With the contribution of hundreds of scientists, the ministry developed and started to implement the Marmara Sea Protection Action Plan, which includes 22 items such as control, inspection and monitoring of pollution sources, conversion of wastewater treatment plants to advanced biological treatment, good agricultural practices and controlled fishing.
As part of the 24/7 inspection activities, it imposed an administrative fine of millions of lira, while many facilities were asked to suspend their activities.
With a team of 1,000 people, it ensured that thousands of cubic meters of mucilage were removed from the field and analyzed along with the surface cleaning of mucilage that prevents odor, image and light transmission.
Another important effect of mucilage is that it lowers the dissolved oxygen values in the environment it is in during decomposition.
In order to overcome this problem, the ministry is also evaluating the technological possibilities to increase the dissolved oxygen level in seawater above the hypoxia values, which are also implemented by some foreign countries.
Turkey carries out many studies within the scope of the protection of its Blue Homeland seas that surround us on three sides.
In order to prevent land-based waste from being transported by surface waters, the country has increased the rate of the municipal population receiving landfill services to 83%.
Turkey reduced the use of plastic bags by 75% by introducing a charge on them. The marine litter action plan of 28 provinces with coasts to the sea has been completed.
In this context, Turkey:
This incident witnessed in the Marmara Sea is not just today's problem. In fact, it is the result of many years of accumulation. It's a kind of reaction of the sea that has reached saturation.
The self-regulation mechanism in ecosystems makes it possible to cope with pollution of a certain value.
However, if the limit is exceeded, there is a constant accumulation.
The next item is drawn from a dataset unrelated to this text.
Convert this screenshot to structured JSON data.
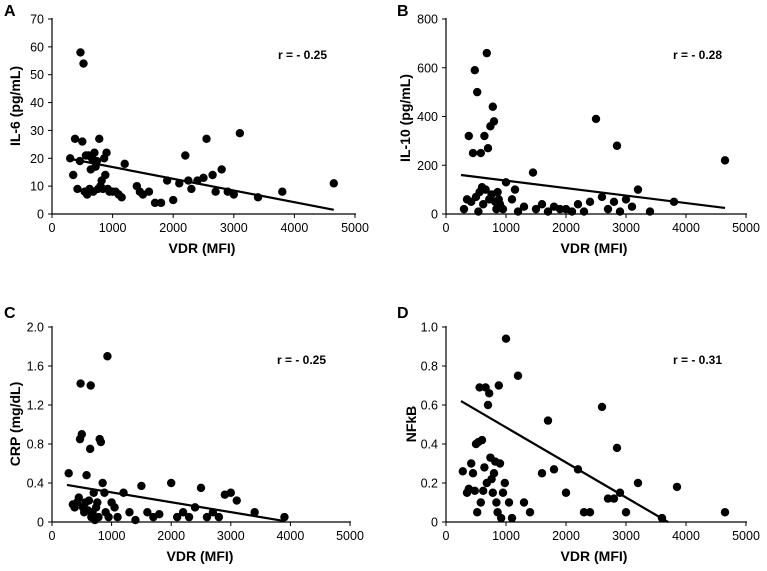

What we see here is a manifestation, an expression of years of accumulation.
Therefore, everyone needs to take responsibility for a healthy and permanent solution. Especially the country's local administrations.
As a matter of fact, what we are experiencing is not just an environmental problem. It resembles the COVID-19 pandemic to the extent that just like the pandemic, it has a multifaceted effect.
Environmental issues are above politics. Investments require continuity. Marmara is not just Istanbul, Tekirdağ or Bursa. It belongs to all of us.